Tensions Had Been Building
In April, Dutch Deputy Prime Minister and Minister of Asylum and Migration Bart van den Brink, of the Christian Democratic Appeal (CDA), warned that the country lacked about 4,500 places to accommodate migrants. He called on local authorities to help. The mayor of Wijdemeren, Mark Verheijen, of the opposition People’s Party for Freedom and Democracy (VVD), accepted the request.
After the protests began, Verheijen accused demonstrators of undermining a free society. He stressed that many of those taking part were not local residents, but nationalists and supporters of the far right. He also said he had decided on his own initiative, not under pressure from protesters, to reduce the number of migrants in the village from 110 to 70.
“I think we all have to set an example”, Van den Brink said in early May, referring to the government’s announcement. “That’s why I expect everyone – politicians and society – to calm the situation down and not add fuel to the fire”, he added, stressing that society should condemn those who violently oppose the arrival of asylum seekers.

Protests Elsewhere
Events in Loosdrecht have pushed immigration back onto the national agenda after a long lull. But the village is not the only place in the Netherlands where opponents of immigration have clashed with the government’s current course in recent weeks.

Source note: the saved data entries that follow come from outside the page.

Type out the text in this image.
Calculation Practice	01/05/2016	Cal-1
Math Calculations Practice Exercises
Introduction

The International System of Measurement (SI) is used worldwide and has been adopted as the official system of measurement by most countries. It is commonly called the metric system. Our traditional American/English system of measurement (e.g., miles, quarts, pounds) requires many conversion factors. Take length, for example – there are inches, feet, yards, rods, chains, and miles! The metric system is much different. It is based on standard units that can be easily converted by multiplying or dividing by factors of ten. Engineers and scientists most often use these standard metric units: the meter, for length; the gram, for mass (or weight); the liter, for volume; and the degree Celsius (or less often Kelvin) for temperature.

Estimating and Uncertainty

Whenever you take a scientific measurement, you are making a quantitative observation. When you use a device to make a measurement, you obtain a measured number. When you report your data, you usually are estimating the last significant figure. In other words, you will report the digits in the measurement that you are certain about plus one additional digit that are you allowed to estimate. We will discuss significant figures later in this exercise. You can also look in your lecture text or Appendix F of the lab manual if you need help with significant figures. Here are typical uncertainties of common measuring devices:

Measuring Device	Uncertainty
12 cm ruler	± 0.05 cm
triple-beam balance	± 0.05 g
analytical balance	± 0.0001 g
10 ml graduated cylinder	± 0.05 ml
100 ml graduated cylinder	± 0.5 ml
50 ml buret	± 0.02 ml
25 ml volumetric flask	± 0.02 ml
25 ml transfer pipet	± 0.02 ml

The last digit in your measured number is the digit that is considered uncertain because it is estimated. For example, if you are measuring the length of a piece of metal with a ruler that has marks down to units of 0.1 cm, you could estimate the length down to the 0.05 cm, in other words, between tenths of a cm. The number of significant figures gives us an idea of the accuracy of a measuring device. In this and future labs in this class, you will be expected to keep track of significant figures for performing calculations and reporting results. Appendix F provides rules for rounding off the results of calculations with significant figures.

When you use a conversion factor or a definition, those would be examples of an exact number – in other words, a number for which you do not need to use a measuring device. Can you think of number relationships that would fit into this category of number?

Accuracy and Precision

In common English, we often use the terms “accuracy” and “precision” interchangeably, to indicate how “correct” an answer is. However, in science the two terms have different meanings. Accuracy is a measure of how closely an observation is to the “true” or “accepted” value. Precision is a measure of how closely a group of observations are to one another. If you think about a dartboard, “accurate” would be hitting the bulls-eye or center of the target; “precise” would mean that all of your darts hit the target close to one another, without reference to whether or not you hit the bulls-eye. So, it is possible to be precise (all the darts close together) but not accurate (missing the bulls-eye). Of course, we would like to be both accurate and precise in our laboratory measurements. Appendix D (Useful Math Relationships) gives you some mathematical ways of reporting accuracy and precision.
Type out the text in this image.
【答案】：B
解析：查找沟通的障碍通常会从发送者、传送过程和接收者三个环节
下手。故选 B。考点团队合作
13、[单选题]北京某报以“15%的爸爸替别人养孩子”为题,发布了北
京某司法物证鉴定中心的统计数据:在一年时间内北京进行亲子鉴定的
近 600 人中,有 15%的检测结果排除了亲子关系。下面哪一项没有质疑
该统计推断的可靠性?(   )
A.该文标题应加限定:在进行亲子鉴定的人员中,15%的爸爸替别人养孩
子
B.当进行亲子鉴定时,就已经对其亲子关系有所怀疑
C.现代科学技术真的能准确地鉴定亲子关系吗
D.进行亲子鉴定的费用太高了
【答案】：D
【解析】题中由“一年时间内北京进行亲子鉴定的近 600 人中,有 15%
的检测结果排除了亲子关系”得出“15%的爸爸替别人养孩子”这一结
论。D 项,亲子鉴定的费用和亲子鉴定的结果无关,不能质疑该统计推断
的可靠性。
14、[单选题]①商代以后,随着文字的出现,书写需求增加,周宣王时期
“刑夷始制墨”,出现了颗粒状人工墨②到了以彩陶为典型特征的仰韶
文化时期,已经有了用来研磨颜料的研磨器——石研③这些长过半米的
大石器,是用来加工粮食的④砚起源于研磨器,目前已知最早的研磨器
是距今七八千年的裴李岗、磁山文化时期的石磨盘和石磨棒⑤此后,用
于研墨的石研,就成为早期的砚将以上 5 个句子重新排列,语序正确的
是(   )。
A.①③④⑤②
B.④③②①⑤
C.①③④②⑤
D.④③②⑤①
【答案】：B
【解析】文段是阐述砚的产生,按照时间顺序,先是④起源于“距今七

On 6 May, protesters blocked the A59 motorway for half an hour near the site of a planned center for young refugees on an industrial estate close to Den Bosch. About 100 demonstrators gathered at the Waalwijk exit with banners and lit torches. Police eventually intervened and arrested two people at the scene.
Smaller anti-immigration protests have taken place in IJsselstein, Apeldoorn, Aalsmeer, ’s-Hertogenbosch and Nieuw-Lekkerland, affecting most of the country’s provinces.
The well-known Dutch singer and presenter Gerard Joling, referring to the growing revolt against migrant centers across the Netherlands, declared: “Next year we will basically have a kind of civil war.” The country, he said, was being taken over by foreigners because of the left.
Although Joling has long criticized migration policy, he is not seen in the Netherlands as a representative of the far right. He has not taken part in any protests himself, peaceful or violent, although in late April he said he would join a demonstration if a migrant detention center were planned in his home village.
The Tables Have Turned
Geert Wilders, founder and chairman of the Party for Freedom (PVV), is regarded as the most anti-immigration politician in the Netherlands. He has been a member of the lower house of the Dutch parliament since 1998.
His party won the November 2023 parliamentary elections, taking 37 of the 150 seats. Wilders needed coalition partners to form a government, but they refused to accept him as prime minister. The PVV instead formed a coalition with three other parties, including the VVD, which counts Wijdemeren Mayor Mark Verheijen among its members, as well as NATO Secretary General Mark Rutte.
The prime minister of that right-wing cabinet was Dick Schoof, an independent politician and former head of the intelligence service. At its launch, his government intended to introduce “the toughest asylum policy in the history of the Netherlands”. It pledged, for example, to sharply limit the number of asylum seekers, impose stricter rules on migrant family reunification and tighten border controls.
But not all of the PVV’s coalition partners, especially the VVD, supported Wilders’ plans to curb immigration. That was one reason his party left the government in the summer of 2025 after disputes over how to handle the issue.
In the early elections in autumn 2025, the PVV won 26 seats, the same number as Democrats 66 (D66). D66, which finished narrowly ahead in the popular vote, eventually formed a minority government.
Rob Jetten, the head of the liberal party, became prime minister with a much more moderate stance on migration than the previous right-wing government. The new prime minister supports controlled migration rather than “zero” migration, emphasizes migrant integration and labor migration for the economy, and rejects Geert Wilders’ most radical anti-immigration proposals.